Graisg... The first thing to say is that of course Highland Council makes a grant of about £half a million per year to Visit Scotland to deliver assorted tourism-related services. Pinning down the HC role in this specific project needs a bit of delving around various websites, but since you asked, here goes:

1) Policy responsibility. The Highland Council is responsible for "the strategic and operational management of the local road network" (ie the non-trunk roads) - see This means they produce a Local Transport Strategy (follow the link). Appendix D1 of that strategy confirms that Highland Council is responsible for, among other things, "coordinated travel guides, traffic management, and traffic signing" - see So the Highland Council's policy responsibility is clear.
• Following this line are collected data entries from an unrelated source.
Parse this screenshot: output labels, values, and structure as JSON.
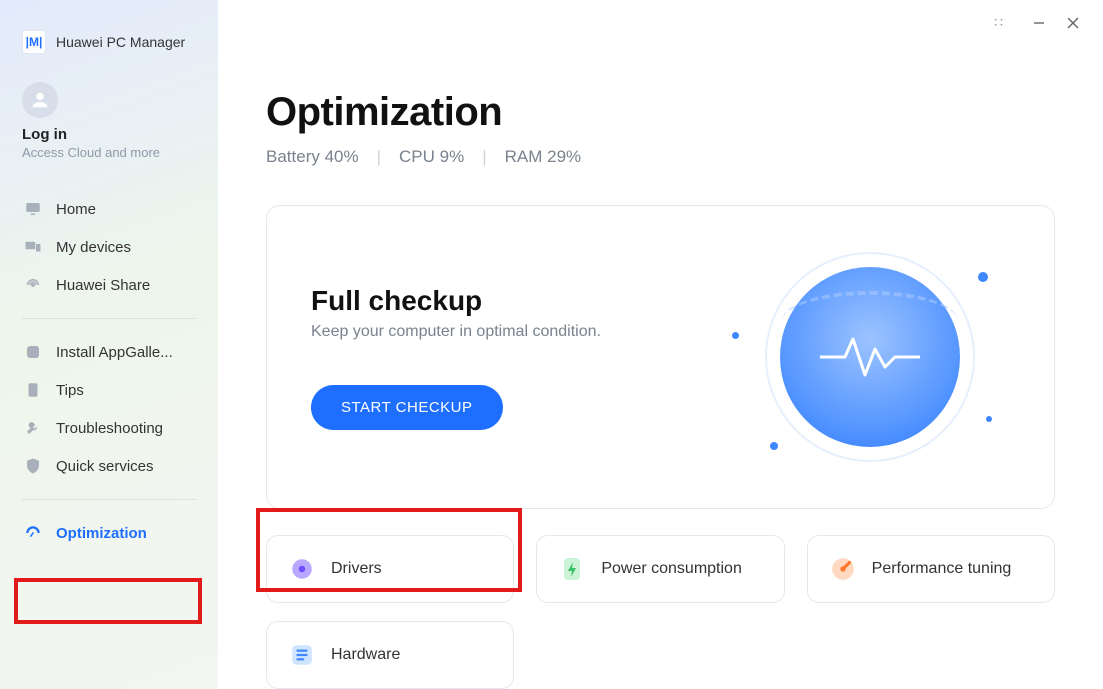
{
  "app": {
    "title": "Huawei PC Manager",
    "logo_text": "|M|"
  },
  "account": {
    "login_label": "Log in",
    "sub_label": "Access Cloud and more"
  },
  "nav": {
    "group1": [
      {
        "label": "Home"
      },
      {
        "label": "My devices"
      },
      {
        "label": "Huawei Share"
      }
    ],
    "group2": [
      {
        "label": "Install AppGalle..."
      },
      {
        "label": "Tips"
      },
      {
        "label": "Troubleshooting"
      },
      {
        "label": "Quick services"
      }
    ],
    "group3": [
      {
        "label": "Optimization"
      }
    ]
  },
  "page": {
    "title": "Optimization",
    "stats": {
      "battery": "Battery 40%",
      "cpu": "CPU 9%",
      "ram": "RAM 29%"
    }
  },
  "checkup": {
    "title": "Full checkup",
    "subtitle": "Keep your computer in optimal condition.",
    "button": "START CHECKUP"
  },
  "tiles": {
    "drivers": "Drivers",
    "power": "Power consumption",
    "perf": "Performance tuning",
    "hardware": "Hardware"
  }
}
2) Collateral evidence. The signposting of the Highland Tourist Route was proposed in 2007 by a consultant, Elma Macmenemy (Google to see her presentation) to Aberdeen City Council and - presumably, Grampian and Highland Councils. The report to the Aberdeen CC meeting, at , reveals that the total cost was £150,000, and the recommendation was for Aberdeen CC to provide £20k "conditional on similar contributions being made by public and private sector partners in each of the affected local authority areas". The fact that the route has now been set up suggests that those other contributions were in fact made; the other authorities include course Grampian, Moray, Highland and perhaps bodies like the Cairngorms National Park.
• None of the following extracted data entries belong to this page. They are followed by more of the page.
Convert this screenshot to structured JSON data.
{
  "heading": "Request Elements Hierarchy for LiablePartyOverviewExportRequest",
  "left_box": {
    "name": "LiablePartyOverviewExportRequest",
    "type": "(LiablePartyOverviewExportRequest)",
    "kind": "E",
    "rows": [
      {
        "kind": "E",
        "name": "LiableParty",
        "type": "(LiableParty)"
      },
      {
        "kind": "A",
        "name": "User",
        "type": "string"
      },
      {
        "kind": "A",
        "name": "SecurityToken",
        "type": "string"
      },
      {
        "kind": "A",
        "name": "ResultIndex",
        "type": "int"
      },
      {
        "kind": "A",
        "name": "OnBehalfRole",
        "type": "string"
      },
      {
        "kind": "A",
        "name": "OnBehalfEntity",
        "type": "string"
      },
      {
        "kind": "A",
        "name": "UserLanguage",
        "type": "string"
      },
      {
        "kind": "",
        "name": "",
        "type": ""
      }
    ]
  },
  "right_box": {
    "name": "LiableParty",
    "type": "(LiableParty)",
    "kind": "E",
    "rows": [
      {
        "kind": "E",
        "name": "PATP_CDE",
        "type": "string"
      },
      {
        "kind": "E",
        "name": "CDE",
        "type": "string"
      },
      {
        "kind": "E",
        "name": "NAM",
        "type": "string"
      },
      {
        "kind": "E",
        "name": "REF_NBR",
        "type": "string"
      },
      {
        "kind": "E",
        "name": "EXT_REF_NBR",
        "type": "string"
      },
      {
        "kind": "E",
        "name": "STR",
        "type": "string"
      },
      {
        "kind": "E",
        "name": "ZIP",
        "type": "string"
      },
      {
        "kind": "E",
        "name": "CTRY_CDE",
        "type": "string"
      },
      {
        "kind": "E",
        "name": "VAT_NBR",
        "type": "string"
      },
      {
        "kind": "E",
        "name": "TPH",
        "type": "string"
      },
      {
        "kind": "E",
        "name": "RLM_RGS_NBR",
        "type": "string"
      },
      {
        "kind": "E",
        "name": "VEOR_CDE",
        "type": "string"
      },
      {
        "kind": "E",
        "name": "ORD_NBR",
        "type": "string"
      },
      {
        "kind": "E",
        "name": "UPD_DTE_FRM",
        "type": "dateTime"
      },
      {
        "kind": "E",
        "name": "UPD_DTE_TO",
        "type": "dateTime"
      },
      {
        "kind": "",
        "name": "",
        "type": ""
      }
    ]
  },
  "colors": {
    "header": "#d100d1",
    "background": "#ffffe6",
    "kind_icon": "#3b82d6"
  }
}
3) Funding and audit trail. It is extraordinarily difficult to identify how, from which budget, and how much, the Highland Council has contributed to this project. One clue is in para 7.6.1 of the Highland Council's Review of Tourism Spend for 2008-09 - another consultants' report, which reveals that in that year HC spent £2k on various tourist projects including "....Visit Scotland's promotion of...three national tourist trails in the Highlands". This however cannot be the whole story. It seems very likely that the more substantial HC contribution to this tourist-route-signposting project will have been in 2009-10 and/or 2010-11, and that it will have come from the TEC services 'roads' budget, details of which have, so far, been untraceable online. But both the principle and the legal basis for HC to be a source of funding, as well as the circumstantial evidence, seem pretty conclusive.
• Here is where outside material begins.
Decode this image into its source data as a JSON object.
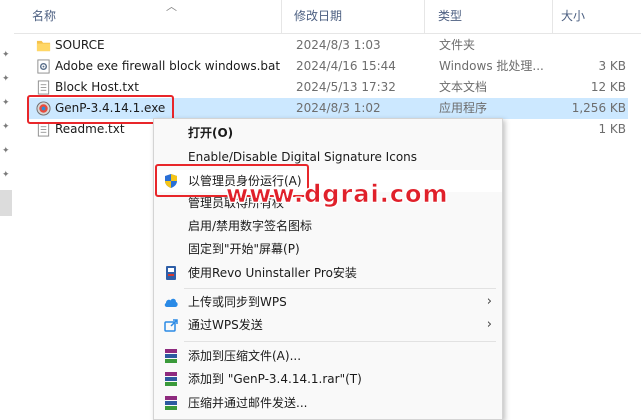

It is of course an open question as to whether the Council, and our elected representatives, were ever given the opportunity to consider or discuss this project, or whether it was just dealt with by officials. To get the details of any discussion/consultation, and the exact figures, one can always resort to an FOI request since the Highland Council's published online information is - as usual - rather opaque.

Hope this clarifies the basis for my earlier assertion!

Graisg said...

Thanks Nairnbairn that is excellent. You are probably better informed on this than our Highland Councillors, whose role seems to be reduced to telling our Community Councils that they agree with what they say and will go away to do something about it. Of course the CCs know what is wrong but have no power to fix it, I'm rapidly coming to the conclusion that our Highland Councillors have little or no power to fix anything or prevent anything too. What I'm getting at here is that I beleive there is no way any of our Community Councils would have consented to this sign, taking tourists away from Nairn, being sited anywhere in Nairnshire. It just shows how much the community is excluded from the process.
What is needed is a corresponding brown sign pointing down the brae extolling the virtues of Nairn.

Anonymous said...

You can reach Royal Deeside and Barmoral in an hour and a half going that way and over the Lecth, come through Nairn on an ordinary traffic day, it takes two and a half hours, with the new lights probably three hours.If you don't intend to stop why would you divert to Nairn.